Terdakwa Rizal menerima bagian uang sebesar Rp 14 miliar dalam bentuk mata uang Dolar Singapura atau SGD, atau setidak-tidaknya sejumlah itu. 

Terdakwa Sisprian Subiaksono bagian sebesar Rp7 miliar dalam bentuk mata uang Dolar Singapura.

Serta Terdakwa Orlando Hamonangan bagian sebesar Rp4,05 miliar dalam bentuk mata uang Dolar Singapura atau SGD, berikut fasilitas hiburan dan barang mewah senilai Rp1,5 miliar.

Tak hanya suap, di persidangan jaksa juga mendakwa para terdakwa menerima gratifikasi.

Jaksa menyebut para terdakwa menerima gratifikasi dari sejumlah pengusaha importir dan pengusaha rokok totalnya mencapai Rp 15,2 miliar dalam bentuk valas berupa SGD, USD, HKD dan Ringgit.

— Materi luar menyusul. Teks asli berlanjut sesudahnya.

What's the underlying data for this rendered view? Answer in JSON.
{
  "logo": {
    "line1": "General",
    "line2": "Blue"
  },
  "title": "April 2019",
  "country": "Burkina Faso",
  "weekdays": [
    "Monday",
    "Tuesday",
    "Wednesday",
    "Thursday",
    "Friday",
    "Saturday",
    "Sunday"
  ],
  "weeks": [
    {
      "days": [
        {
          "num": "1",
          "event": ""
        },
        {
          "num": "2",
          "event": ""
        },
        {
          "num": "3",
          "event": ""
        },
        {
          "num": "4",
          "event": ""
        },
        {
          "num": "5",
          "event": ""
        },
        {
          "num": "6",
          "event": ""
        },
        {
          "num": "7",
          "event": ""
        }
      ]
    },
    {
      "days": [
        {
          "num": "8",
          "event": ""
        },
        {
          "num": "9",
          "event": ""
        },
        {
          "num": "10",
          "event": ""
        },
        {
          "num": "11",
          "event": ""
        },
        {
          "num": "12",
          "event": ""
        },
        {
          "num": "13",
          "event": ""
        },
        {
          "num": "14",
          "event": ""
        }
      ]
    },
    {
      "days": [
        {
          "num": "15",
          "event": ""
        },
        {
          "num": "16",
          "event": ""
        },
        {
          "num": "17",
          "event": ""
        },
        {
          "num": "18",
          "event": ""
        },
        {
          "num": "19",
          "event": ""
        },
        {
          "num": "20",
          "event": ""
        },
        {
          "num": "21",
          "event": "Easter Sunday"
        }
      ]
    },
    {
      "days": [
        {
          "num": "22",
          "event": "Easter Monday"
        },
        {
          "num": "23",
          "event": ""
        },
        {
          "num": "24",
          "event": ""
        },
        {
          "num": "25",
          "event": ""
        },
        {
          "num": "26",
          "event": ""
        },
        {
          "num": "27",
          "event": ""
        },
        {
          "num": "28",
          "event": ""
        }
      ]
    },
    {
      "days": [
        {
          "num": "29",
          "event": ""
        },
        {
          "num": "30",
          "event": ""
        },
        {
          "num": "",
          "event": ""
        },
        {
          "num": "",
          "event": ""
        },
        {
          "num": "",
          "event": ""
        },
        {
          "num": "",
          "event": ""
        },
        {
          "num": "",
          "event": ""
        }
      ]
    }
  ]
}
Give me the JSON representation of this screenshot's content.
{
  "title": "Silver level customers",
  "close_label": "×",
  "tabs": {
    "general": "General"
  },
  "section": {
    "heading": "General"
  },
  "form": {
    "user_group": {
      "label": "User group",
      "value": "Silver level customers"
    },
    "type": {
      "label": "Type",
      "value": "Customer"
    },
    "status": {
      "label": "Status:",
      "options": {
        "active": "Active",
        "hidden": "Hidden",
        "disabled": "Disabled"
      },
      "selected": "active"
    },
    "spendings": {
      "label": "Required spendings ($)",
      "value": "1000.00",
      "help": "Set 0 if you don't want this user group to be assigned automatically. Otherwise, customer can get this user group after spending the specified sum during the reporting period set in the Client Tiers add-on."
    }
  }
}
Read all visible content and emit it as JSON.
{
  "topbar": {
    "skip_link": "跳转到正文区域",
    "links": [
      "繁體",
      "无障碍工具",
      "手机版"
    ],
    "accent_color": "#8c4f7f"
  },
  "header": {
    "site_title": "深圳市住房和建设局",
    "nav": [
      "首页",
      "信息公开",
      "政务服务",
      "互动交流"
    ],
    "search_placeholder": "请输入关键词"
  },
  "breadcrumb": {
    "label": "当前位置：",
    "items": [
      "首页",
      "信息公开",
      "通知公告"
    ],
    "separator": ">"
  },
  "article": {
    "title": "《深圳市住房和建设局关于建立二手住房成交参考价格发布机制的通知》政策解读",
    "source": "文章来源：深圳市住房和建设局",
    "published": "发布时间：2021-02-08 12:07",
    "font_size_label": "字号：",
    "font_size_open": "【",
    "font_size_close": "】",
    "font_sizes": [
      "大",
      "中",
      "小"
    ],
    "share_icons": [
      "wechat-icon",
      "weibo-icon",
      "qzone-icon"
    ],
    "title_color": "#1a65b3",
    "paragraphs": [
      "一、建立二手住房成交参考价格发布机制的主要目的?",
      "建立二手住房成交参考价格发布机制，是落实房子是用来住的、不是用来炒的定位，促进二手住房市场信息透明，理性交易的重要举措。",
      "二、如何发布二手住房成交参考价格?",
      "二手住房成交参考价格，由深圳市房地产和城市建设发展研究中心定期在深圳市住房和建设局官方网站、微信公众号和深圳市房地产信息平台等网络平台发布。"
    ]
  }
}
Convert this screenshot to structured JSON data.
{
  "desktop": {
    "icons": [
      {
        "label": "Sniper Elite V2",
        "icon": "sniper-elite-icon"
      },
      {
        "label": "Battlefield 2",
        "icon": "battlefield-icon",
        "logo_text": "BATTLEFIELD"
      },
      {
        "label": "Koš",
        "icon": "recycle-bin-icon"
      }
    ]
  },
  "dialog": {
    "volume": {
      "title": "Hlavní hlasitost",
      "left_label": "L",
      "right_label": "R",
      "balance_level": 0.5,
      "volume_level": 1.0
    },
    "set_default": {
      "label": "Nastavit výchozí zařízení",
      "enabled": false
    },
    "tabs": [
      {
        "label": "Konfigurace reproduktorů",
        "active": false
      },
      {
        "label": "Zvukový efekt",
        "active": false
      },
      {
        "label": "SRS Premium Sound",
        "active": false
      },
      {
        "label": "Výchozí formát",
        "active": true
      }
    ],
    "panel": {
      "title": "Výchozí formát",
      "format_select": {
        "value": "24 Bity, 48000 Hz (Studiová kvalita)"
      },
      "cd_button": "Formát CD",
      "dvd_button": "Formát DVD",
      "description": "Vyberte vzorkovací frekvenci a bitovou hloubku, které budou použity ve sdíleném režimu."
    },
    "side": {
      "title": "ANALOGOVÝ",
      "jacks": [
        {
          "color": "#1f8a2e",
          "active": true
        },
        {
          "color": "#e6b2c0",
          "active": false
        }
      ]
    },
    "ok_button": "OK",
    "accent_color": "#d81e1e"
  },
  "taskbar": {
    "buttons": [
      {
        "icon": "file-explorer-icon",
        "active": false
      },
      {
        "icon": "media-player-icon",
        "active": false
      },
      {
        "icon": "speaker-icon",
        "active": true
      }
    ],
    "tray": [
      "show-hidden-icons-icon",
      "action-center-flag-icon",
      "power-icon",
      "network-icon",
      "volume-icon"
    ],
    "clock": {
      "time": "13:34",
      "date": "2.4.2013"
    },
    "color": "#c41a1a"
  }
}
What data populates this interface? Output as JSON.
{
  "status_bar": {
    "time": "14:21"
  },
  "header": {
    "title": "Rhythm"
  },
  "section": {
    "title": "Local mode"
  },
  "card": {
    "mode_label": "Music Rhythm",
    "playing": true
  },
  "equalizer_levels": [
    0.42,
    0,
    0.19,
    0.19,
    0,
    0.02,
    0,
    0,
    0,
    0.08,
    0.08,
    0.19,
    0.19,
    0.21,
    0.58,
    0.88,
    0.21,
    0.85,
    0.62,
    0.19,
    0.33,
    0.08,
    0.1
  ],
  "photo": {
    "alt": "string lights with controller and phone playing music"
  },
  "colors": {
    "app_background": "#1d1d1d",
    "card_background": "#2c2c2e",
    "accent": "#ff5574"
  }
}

Total keseluruhan suap dan gratifikasi yang diterima Rizal, Sisprian, dan Orlando ialah uang sejumlah Rp 78,8 miliar.

Suap dan gratifikasi tersebut diberikan oleh John Field selaku pimpinan Blueray Cargo (Grup), Dedy Kurniawan Sukolo selaku Manager Operasional Custom Clearance Pelabuhan pada Blueray Cargo (Grup), dan Andri selaku Ketua Tim Dokumen Importasi pada Blueray Cargo (Group).

Jaksa menyebut pemberian hadiah atau janji itu diduga dilakukan dengan tujuan memengaruhi pejabat agar menyalahgunakan kewenangannya.

Hal itu bertujuan agar barang impor Blueray Cargo bisa cepat keluar dari pemeriksaan di Kepabeanan Bea Cukai.